While there are many time-sensitive related matters in workers’ compensation, one of the most important issues is the request for a one-time change of physician. Under Section 440.13(2)(f) of the Florida Statutes, “Upon the written request of the employee, the carrier shall give the employee the opportunity for one change of physician during the course of treatment for any one accident.” The Carrier has five (5) days to respond to this request and if the Carrier does not, then the claimant can select the physician of their choosing and this physician will be considered authorized if the treatment is compensable and medically necessary.

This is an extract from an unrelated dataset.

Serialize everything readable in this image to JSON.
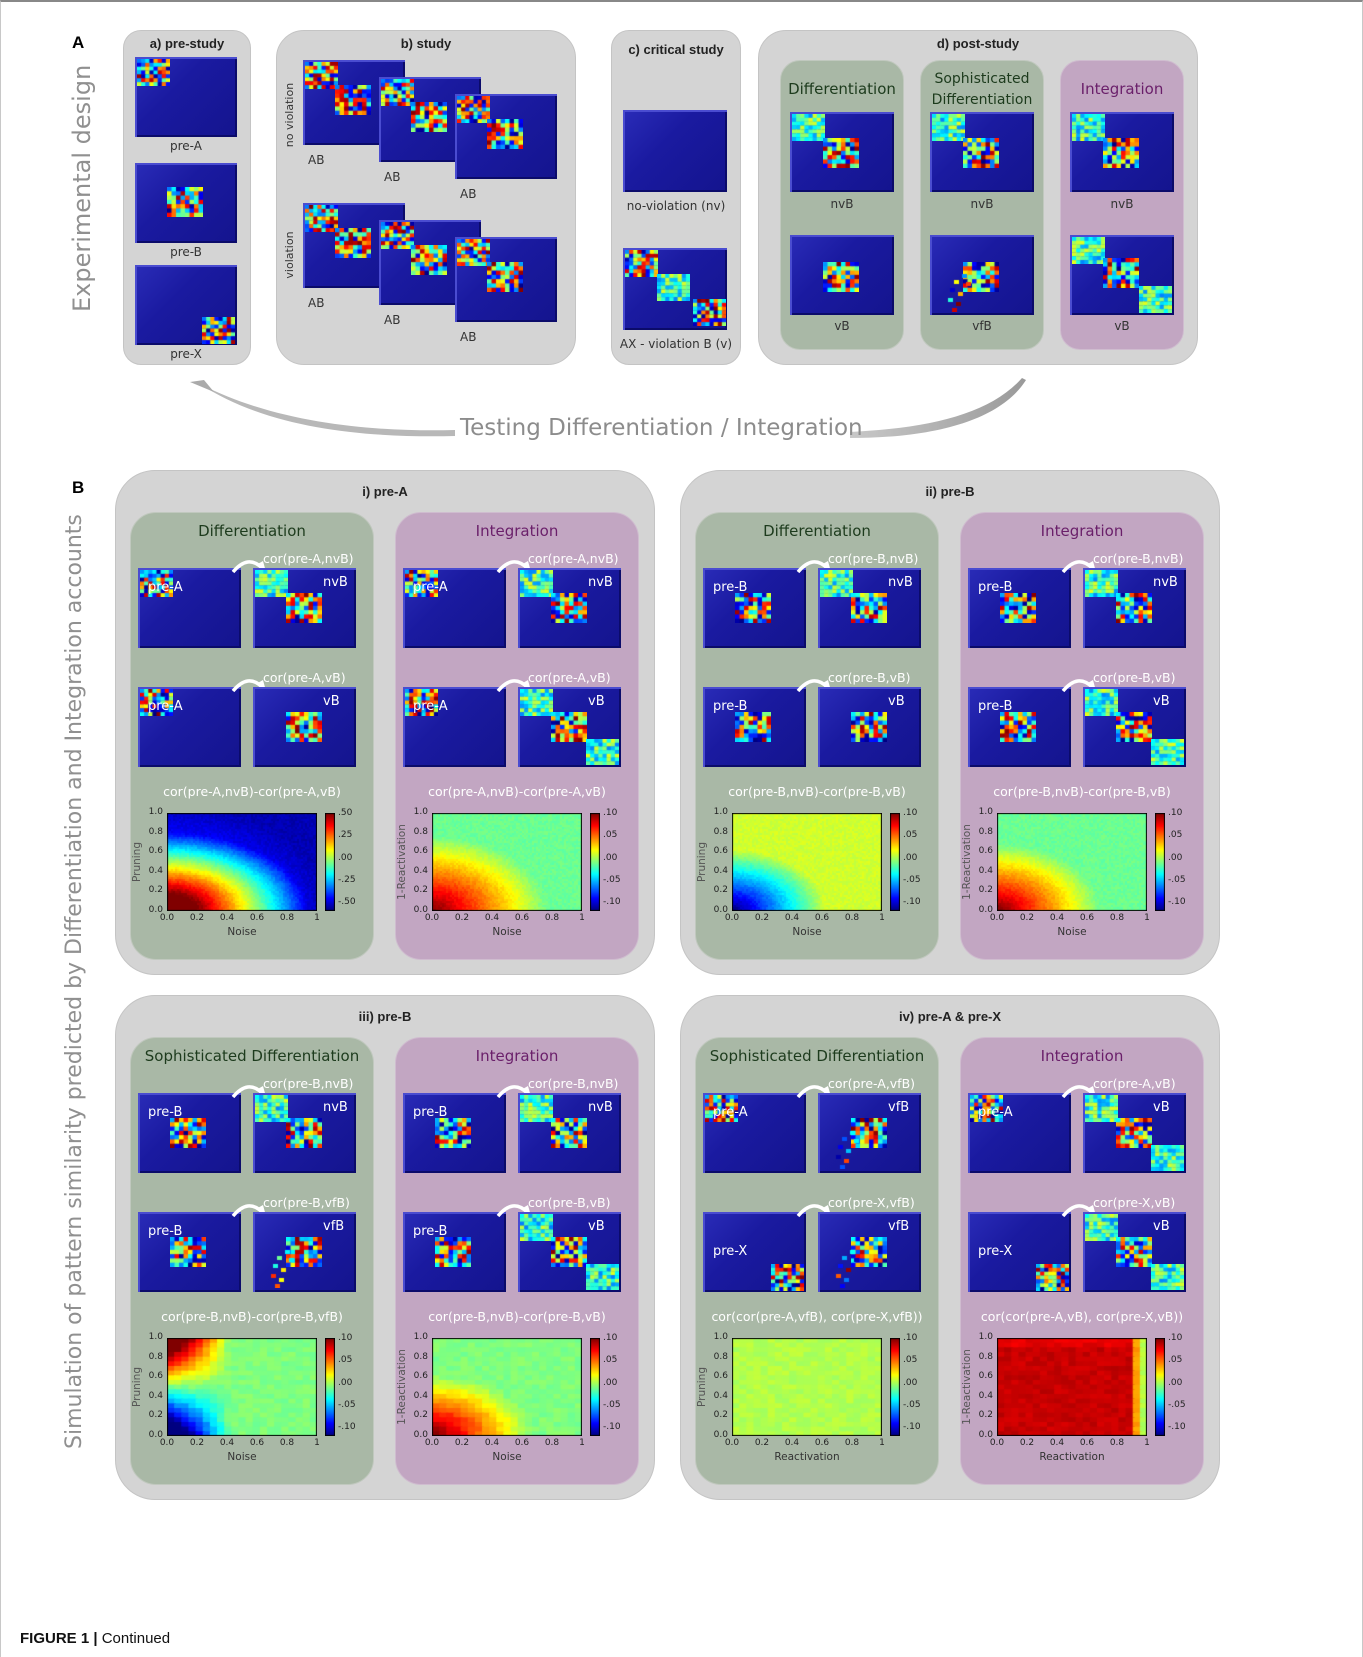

Due to the short timeframe and potential for exposure in workers’ compensation claims, it is imperative that the Carrier is always made aware of a one-time change request immediately. Claimant attorneys understand that Carrier’s receive a deluge of correspondence on a daily basis and also understand the difficulty of reading every article of physical mail and e-mails that are sent on a daily basis. With the decision of Castellanos v. Next Door Co., there are claimant attorneys that will resort to any measure to obtain fees and the one-time change of physician provision is no different.
While there is no harm in a conspicuous e-mail or letter requesting a one-time change, there have been issues with claimant attorneys to request a one-time change in a less than savory manner. In Gonzalez v. Quinco Electrical, the claimant’s attorney filed a Petition for Benefits and three weeks later filed a Notice of Appearance with the Court. A notice of appearance is typically a one-page pleading which states the counsel of record for a party. In this case the Notice of Appearance was filed with the court and titled as a Notice of Appearance. However, filed along with the Notice of Appearance was a second page that included a request for a one-time change. Claimant’s attorney even admitted to the Judge of Compensation Claims that, “He took advantage of his belief that adjusters do not always read in full every document they receive.” The First District Court of Appeals ultimately ruled that this did not constitute an effective notice to the Employer/Carrier of its request for a one-time change. The Court also admonished the claimant’s attorney for this type of practice, which was in contradiction to the Florida Bar Creed of Professionalism.
Some examples of gamesmanship on the part of claimant attorney’s includes providing the incorrect address on the letter requesting a one-time change, sending the letter to the Employer who are likely unaware of what a one-time change of physician request is, sending the letter to the Nurse Case Manager on a file, sending a letter or filing a Petition for Benefits which simply notes the Statute by number only with no conspicuous request for a one-time change and one of the more common instances is sending the letter or filing a Petition for Benefits right before a holiday weekend at the end of the day.
While there is case law that supports the Employer/Carrier’s position of a one-time change of physician, it continues to be imperative that Employer/Carrier and its defense counsel remain cognizant of these types of hidden requests.